Inspired by the Netflix documentary “Coded Bias” about racial biases in facial recognition algorithms, Jennifer Mickel, a computer science fourth-year student, focuses her research on AI fairness. Biases in society are reflected within data, Mickel said, and a great deal of internet data represents a point of view centered on Western viewpoints. 

“We don’t see as much representation from people who are not in the West, and so that means that the ideas of the people whose data we’re using to train our models are replicated within those systems,” Mickel said. 

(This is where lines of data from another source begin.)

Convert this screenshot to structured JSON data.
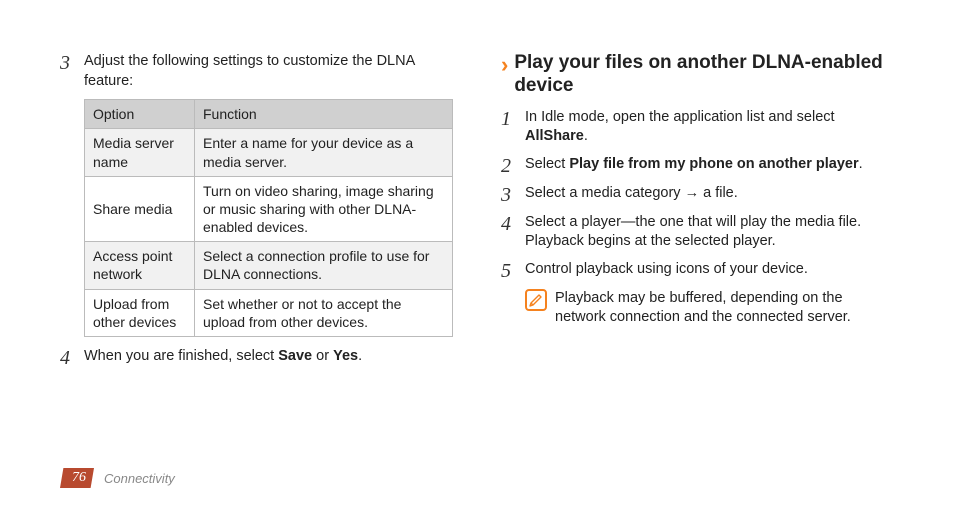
{
  "left": {
    "step3": {
      "num": "3",
      "text": "Adjust the following settings to customize the DLNA feature:"
    },
    "table": {
      "headers": [
        "Option",
        "Function"
      ],
      "rows": [
        {
          "opt": "Media server name",
          "fn": "Enter a name for your device as a media server."
        },
        {
          "opt": "Share media",
          "fn": "Turn on video sharing, image sharing or music sharing with other DLNA-enabled devices."
        },
        {
          "opt": "Access point network",
          "fn": "Select a connection profile to use for DLNA connections."
        },
        {
          "opt": "Upload from other devices",
          "fn": "Set whether or not to accept the upload from other devices."
        }
      ]
    },
    "step4": {
      "num": "4",
      "prefix": "When you are finished, select ",
      "save": "Save",
      "or": " or ",
      "yes": "Yes",
      "suffix": "."
    }
  },
  "right": {
    "heading": "Play your files on another DLNA-enabled device",
    "step1": {
      "num": "1",
      "prefix": "In Idle mode, open the application list and select ",
      "bold": "AllShare",
      "suffix": "."
    },
    "step2": {
      "num": "2",
      "prefix": "Select ",
      "bold": "Play file from my phone on another player",
      "suffix": "."
    },
    "step3": {
      "num": "3",
      "text": "Select a media category → a file."
    },
    "step4": {
      "num": "4",
      "text": "Select a player—the one that will play the media file. Playback begins at the selected player."
    },
    "step5": {
      "num": "5",
      "text": "Control playback using icons of your device."
    },
    "note": "Playback may be buffered, depending on the network connection and the connected server."
  },
  "footer": {
    "page": "76",
    "section": "Connectivity"
  }
}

Improving fairness can involve using data and assessing an AI model’s performance in new and different ways. Much data is demographic-free due or has partial demographic information due to privacy or other barriers; nonetheless, many models perform better when given background information with demographics, Mickel said. That’s why Mickel works to improve models trained with demographic-free data. Using a system of finding intersections in data — and identifying and mitigating the effects of the worst-performing group — proves feasible for improving these models. 

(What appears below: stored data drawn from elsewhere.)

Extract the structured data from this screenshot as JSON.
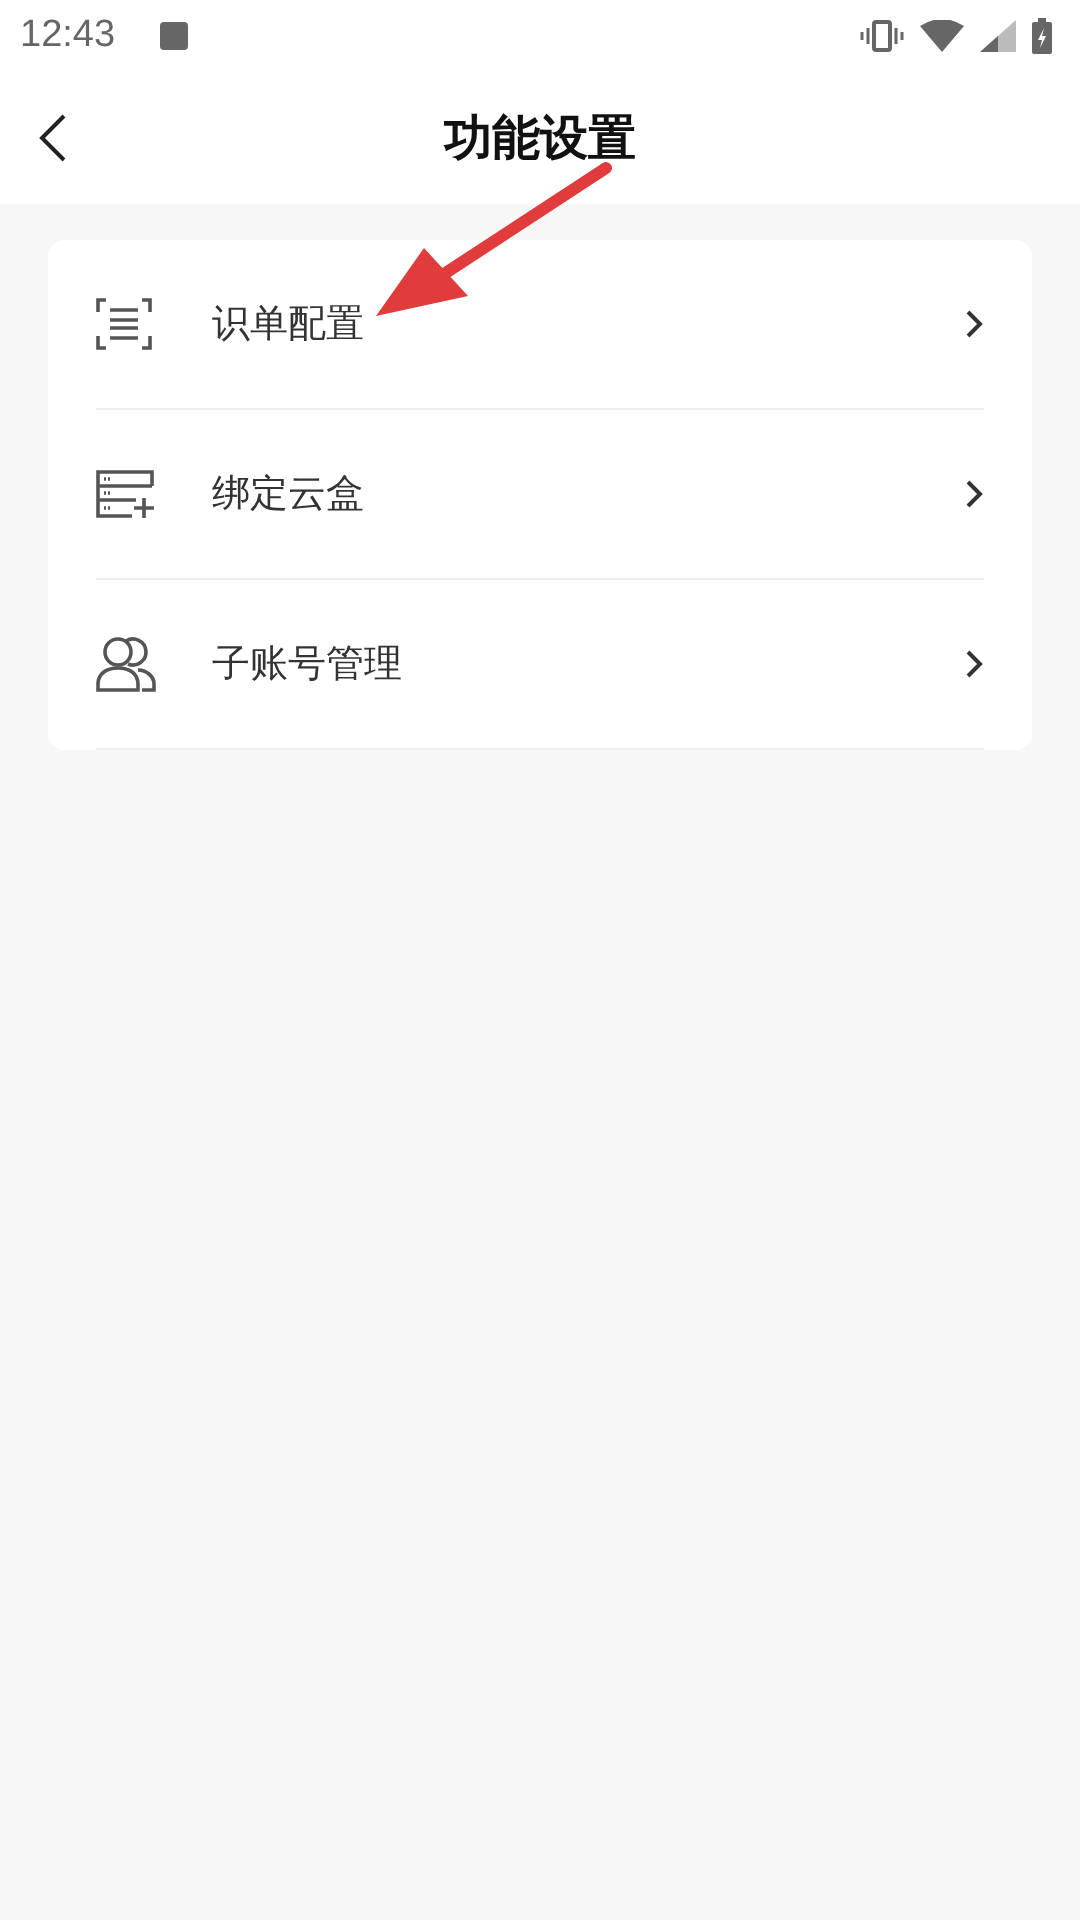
{
  "status_bar": {
    "time": "12:43"
  },
  "header": {
    "title": "功能设置"
  },
  "menu": [
    {
      "label": "识单配置"
    },
    {
      "label": "绑定云盒"
    },
    {
      "label": "子账号管理"
    }
  ]
}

“Practitioners would use our algorithm to find the groups and then they would retrain using that group information to improve the performance for the worst-performing group,” Mickel said. “They would just keep doing that until the worst-performing group was performing as they had hoped.” 

Early Starts 

Besides all studying AI, Singhal, Padmanabhan, Sarma and Mickel have something else in common: their undergraduate research exposure started within their first year and a half at UT. In fact, the University has more first- and second-year college students doing real-world research than any place in the country. 

Singhal said the early start afforded him the opportunity to learn his research interests and lead projects earlier in his research career. He also has formed strong connections with supportive lab members he’s able to ask for advice or learn from. 

“I’m an NLP [natural language processing] researcher,” Singhal said. “I really love most of NLP. So it’s always been very exciting, and it keeps me motivated to keep on doing research.”